I recently answered a bunch of questions for the 2012 Australian Spec Fic Snapshot project, a semi-regular interview series that surveys the Australian SF scene and presents the interviews in a week-long flurry. I don’t know if my particular snapshot will be online by the time this post goes up, but it’s coming and in one of my answers I mention the rise in feminist discourse taking place within SF over the last few years and how happy I am to see that happening despite the fact that my engagement with feminism is haphazard at best.

And I’ve been thinking about that phrase, a lot, since I sent off my snapshot response.

My initial intention with that phrase was to acknowledge that I’m basically white, male, university educated, and middle class.
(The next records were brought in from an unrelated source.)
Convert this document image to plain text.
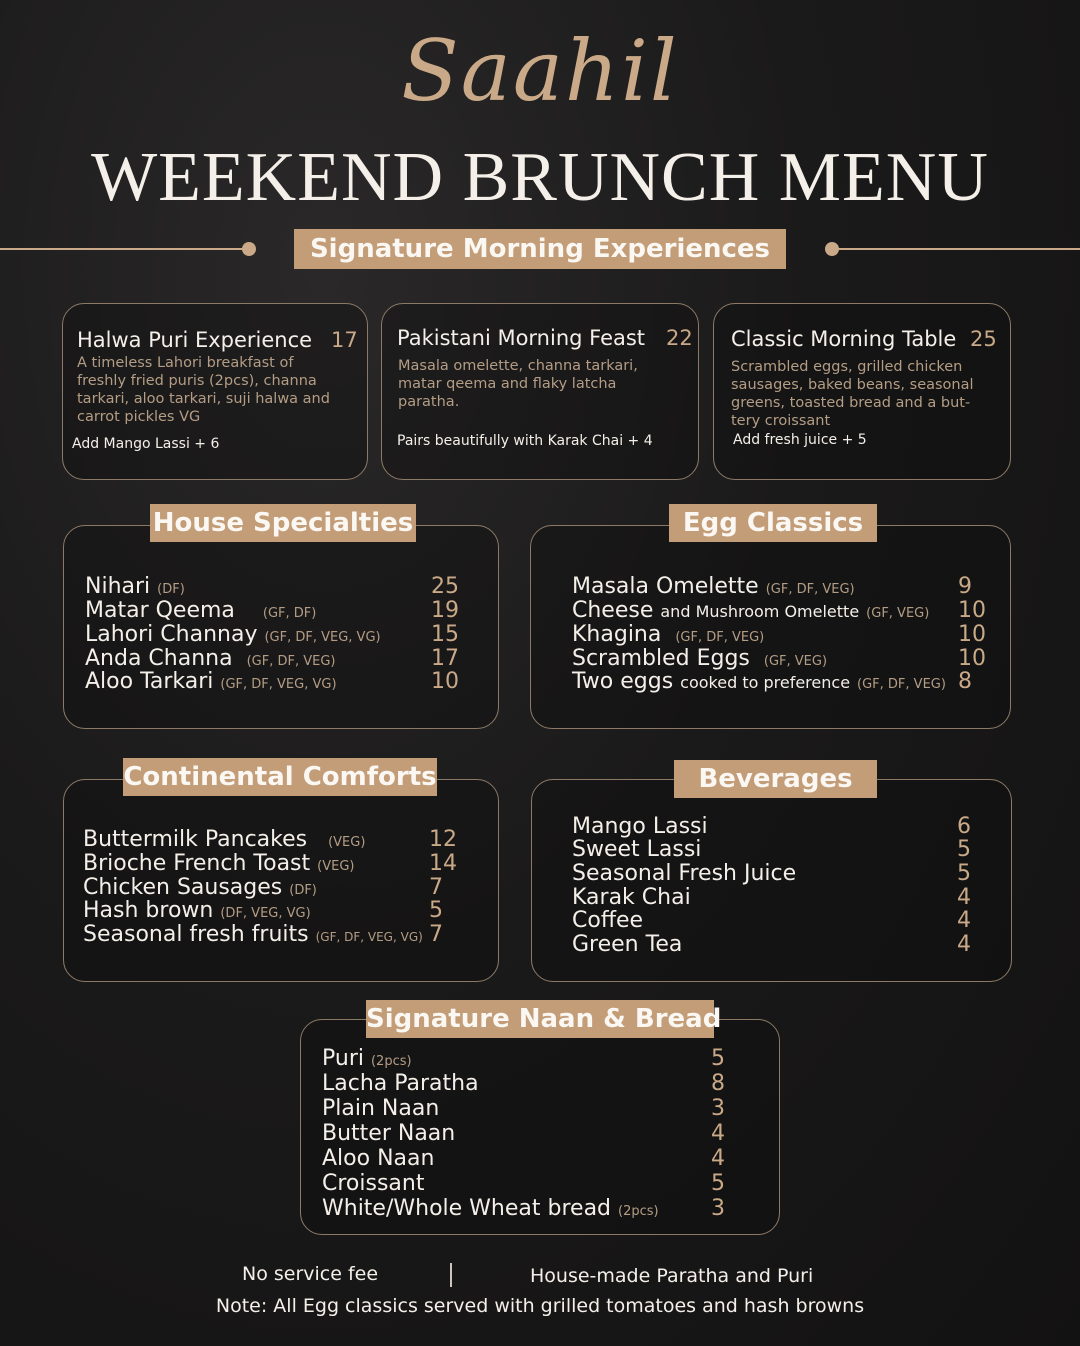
Saahil
WEEKEND BRUNCH MENU
Signature Morning Experiences
Halwa Puri Experience 17
A timeless Lahori breakfast of
freshly fried puris (2pcs), channa
tarkari, aloo tarkari, suji halwa and
carrot pickles VG
Add Mango Lassi + 6
Pakistani Morning Feast 22
Masala omelette, channa tarkari,
matar qeema and flaky latcha
paratha.
Pairs beautifully with Karak Chai + 4
Classic Morning Table 25
Scrambled eggs, grilled chicken
sausages, baked beans, seasonal
greens, toasted bread and a but-
tery croissant
Add fresh juice + 5
House Specialties
Nihari (DF)	25
Matar Qeema (GF, DF)	19
Lahori Channay (GF, DF, VEG, VG) 15
Anda Channa (GF, DF, VEG)	17
Aloo Tarkari (GF, DF, VEG, VG)	10
Egg Classics
Masala Omelette (GF, DF, VEG)	9
Cheese and Mushroom Omelette (GF, VEG) 10
Khagina (GF, DF, VEG)	10
Scrambled Eggs (GF, VEG)	10
Two eggs cooked to preference (GF, DF, VEG) 8
Continental Comforts
Buttermilk Pancakes (VEG)	12
Brioche French Toast (VEG)	14
Chicken Sausages (DF)	7
Hash brown (DF, VEG, VG)	5
Seasonal fresh fruits (GF, DF, VEG, VG) 7
Beverages
Mango Lassi	6
Sweet Lassi	5
Seasonal Fresh Juice	5
Karak Chai	4
Coffee	4
Green Tea	4
Signature Naan & Bread
Puri (2pcs)	5
Lacha Paratha	8
Plain Naan	3
Butter Naan	4
Aloo Naan	4
Croissant	5
White/Whole Wheat bread (2pcs) 3
No service fee	House-made Paratha and Puri
Note: All Egg classics served with grilled tomatoes and hash browns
I am white male privileged incarnate and get to play life on the lowest possible difficulty setting, and even as someone who tries to be aware of that, even as someone who sometimes gets *seriously fucking angry* about displays of privileged and misogyny, I’m going to have blind-spots a mile wide and a history of not-getting-it as long as any ant-feminist idiot on the internet.
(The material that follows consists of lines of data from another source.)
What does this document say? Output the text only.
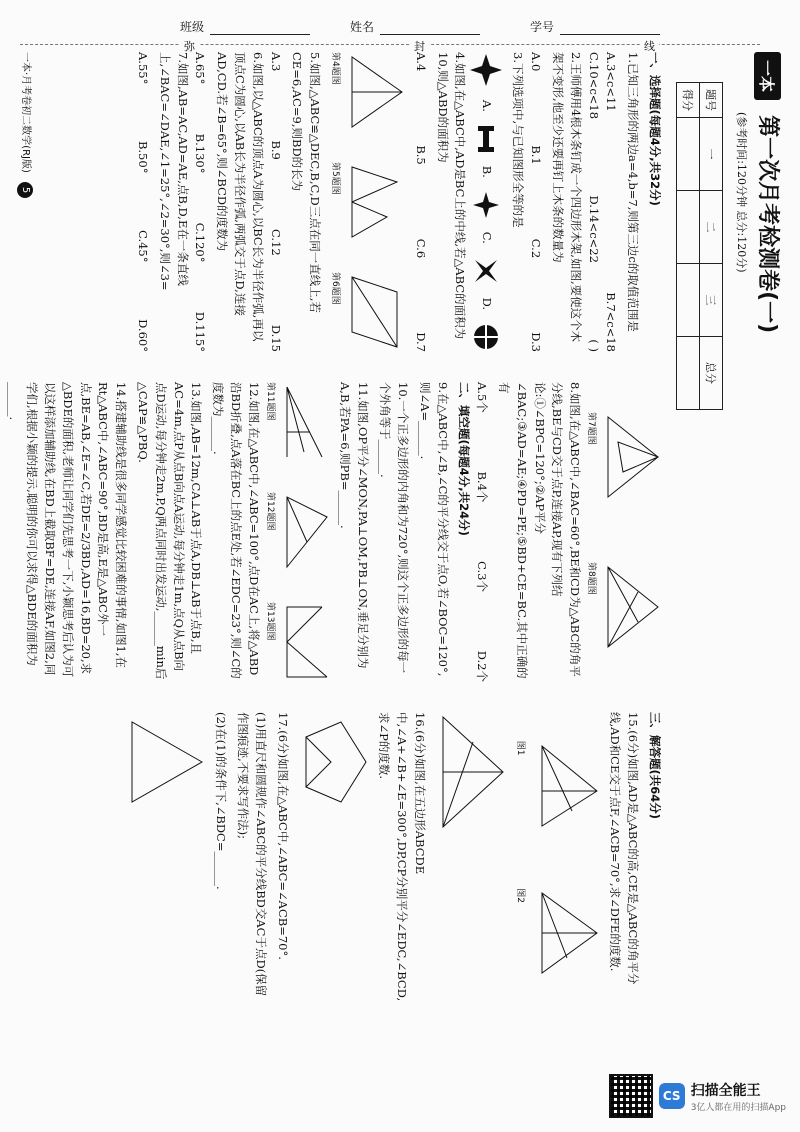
班级	姓名	学号
弥	封	线
一本 第一次月考检测卷(一)
(参考时间:120分钟 总分:120分)
题号	一	二	三	总分
得分				

一、选择题(每题4分,共32分)

1.已知三角形的两边a=4,b=7,则第三边c的取值范围是

A.3<c<11
B.7<c<18
C.10<c<18
D.14<c<22
( )

2.王师傅用4根木条钉成一个四边形木架,如图,要使这个木架不变形,他至少还要再钉上木条的数量为

A.0
B.1
C.2
D.3

3.下列选项中,与已知图形全等的是

A.
B.
C.
D.

4.如图,在△ABC中,AD是BC上的中线,若△ABC的面积为10,则△ABD的面积为

A.4
B.5
C.6
D.7
第4题图
第5题图
第6题图

5.如图,△ABC≌△DEC,B,C,D三点在同一直线上,若CE=6,AC=9,则BD的长为

A.3
B.9
C.12
D.15

6.如图,以△ABC的顶点A为圆心,以BC长为半径作弧,再以顶点C为圆心,以AB长为半径作弧,两弧交于点D,连接AD,CD.若∠B=65°,则∠BCD的度数为

A.65°
B.130°
C.120°
D.115°

7.如图,AB=AC,AD=AE,点B,D,E在一条直线上,∠BAC=∠DAE,∠1=25°,∠2=30°,则∠3=

A.55°
B.50°
C.45°
D.60°
第7题图
第8题图

8.如图,在△ABC中,∠BAC=60°,BE和CD为△ABC的角平分线,BE与CD交于点P,连接AP,现有下列结论:①∠BPC=120°;②AP平分∠BAC;③AD=AE;④PD=PE;⑤BD+CE=BC.其中正确的有

A.5个
B.4个
C.3个
D.2个

二、填空题(每题4分,共24分)

9.在△ABC中,∠B,∠C的平分线交于点O,若∠BOC=120°,则∠A=______.

10.一个正多边形的内角和为720°,则这个正多边形的每一个外角等于______.

11.如图,OP平分∠MON,PA⊥OM,PB⊥ON,垂足分别为A,B,若PA=6,则PB=______.

第11题图
第12题图
第13题图

12.如图,在△ABC中,∠ABC=100°,点D在AC上,将△ABD沿BD折叠,点A落在BC上的点E处,若∠EDC=23°,则∠C的度数为______.

13.如图,AB=12m,CA⊥AB于点A,DB⊥AB于点B,且AC=4m,点P从点B向点A运动,每分钟走1m,点Q从点B向点D运动,每分钟走2m,P,Q两点同时出发运动,______min后△CAP≌△PBQ.

14.搭建辅助线是很多同学感觉比较困难的事情,如图1,在Rt△ABC中,∠ABC=90°,BD是高,E是△ABC外一点,BE=AB,∠E=∠C,若DE=2/3BD,AD=16,BD=20,求△BDE的面积,老师让同学们先思考一下,小颖思考后认为可以这样添加辅助线,在BD上截取BF=DE,连接AF,如图2,同学们,根据小颖的提示,聪明的你可以求得△BDE的面积为______.

三、解答题(共64分)

15.(6分)如图,AD是△ABC的高,CE是△ABC的角平分线,AD和CE交于点F,∠ACB=70°,求∠DFE的度数.

图1
图2

16.(6分)如图,在五边形ABCDE中,∠A+∠B+∠E=300°,DP,CP分别平分∠EDC,∠BCD,求∠P的度数.

17.(6分)如图,在△ABC中,∠ABC=∠ACB=70°.

(1)用直尺和圆规作∠ABC的平分线BD交AC于点D(保留作图痕迹,不要求写作法);

(2)在(1)的条件下,∠BDC=______.

一本·月考卷初二数学(RJ版) 5
CS 扫描全能王
3亿人都在用的扫描App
Worse, I’m a geek. I spent my teenage years feeling white, male, middle-class, smarter than the average person,  and utterly dis-empowered by both feminism and conventional notions of masculinity, even if that wasn’t really the case. I was a gamer and a comic-book fan and a reader of trashy fantasy novels, and all of these are mediums that have a spotty history of accepting feminism and equality. Many, indeed, are jealously guarded bastions of privileged where fans are passionately loud and stupid when accusations of sexism are thrown their way.

I like to think I’ve gotten better, and in a lot of ways I have, but if you work through my narrative history there is still a steady stream of female antagonists who serve as manic pixie girls to transform the lives of their male partners, or women rendered voiceless, and even female protagonists who are routinely critiqued as sounding male. The male gaze is terribly prominent in my fiction, and you’d be hard pressed to find anything I write that passes the Bechdel test. On the occasions when I weigh into discussions about gender and feminism on the internet, I’m always surprised when people don’t point that sort of thing out.

I understand feminism. I agree with it. I can engage in discussions about cultural constructions of gender and male privilege and the inherently gendered reading positions we use to judge the quality of fiction, and I can generally do so without looking like a complete idiot. I’ve read a lot, and talked about things a lot, and generally maintained an interest in feminism for the better part of a decade. On an intellectual level, I’m all for it. On an emotional level, a subconscious level, the pace where gut impulses and, apparently, fiction drafts, come from, there’s still a core of privilege and misogyny that I’m still trying to sort out. Intellectually I’m all in. Instinctual, I’m not.

I can still remember the day I realised that Feminism was something I wanted to understand. I was twenty-five, teaching a writing class at university, and if you’d asked me I would have told you that I knew a lot about feminism and considered myself one. In truth, what I understood were the broad strokes. I was running a tutorial about Michael Chabon’s Wonderboys and the topic of gender came up, largely because one of the students had some issues with other students referring to a drag queen as “she.” So we got into discussions about gender discussion, and feminism, and I assembled an explanation based on the bits of feminist theory I’d picked up from literary theory and discussions with other post-graduate students who knew far more than I did.

Then one of the male students busted out an argument familiar to anyone whose had a feminism 101 discussion:

If women wanted to run the world, all they need to do is to stop having sex with men until the men do what they’re told.

It was greeted with the kind of silence you’d expect from the class. I knew what he’d said was wrong, as did every other student there, but I didn’t know enough to articulate why he was being an idiot, and there was no-one around to do it for me. He got to sit there looking smug ’cause I didn’t know enough, and that left me feeling unbelievably pissed off and angry at myself.

So I started reading, started having discussions, started trying to understand feminist issues in a far more complex way than the lip-service I’d paid the concept during my early twenties. And somewhere along the way I realised that my strident belief that I’d been a feminist at twenty-five was largely just bullshit, since my own understanding was only somewhat more advanced than the guy in my class who argued that the sexuality is the only power women need.

There’s this poster-thing that’s going around facebook at the moment that captures my feelings on feminism pretty closely. The tagline goes something like “If someone says, ‘oh, I’m not a feminist,’ I ask, ‘Why? What’s your problem?”

My problem is that I’m white, male, middle class. My problem is years of privilege. My problem is when I thought I was a feminist, it was pretty clear that I did a very shoddy job. That when I did start to understand feminism better, the bits that always interested me were the bits that could be liberated to talk about portrayals of masculinity and theories that could help me understand the confusion and anger I felt growing up.

Oh, I’m not a feminist, but I’m trying to do better, and I never want to be so comfortable discussing issues of gender that I feel certain I know what I’m talking about.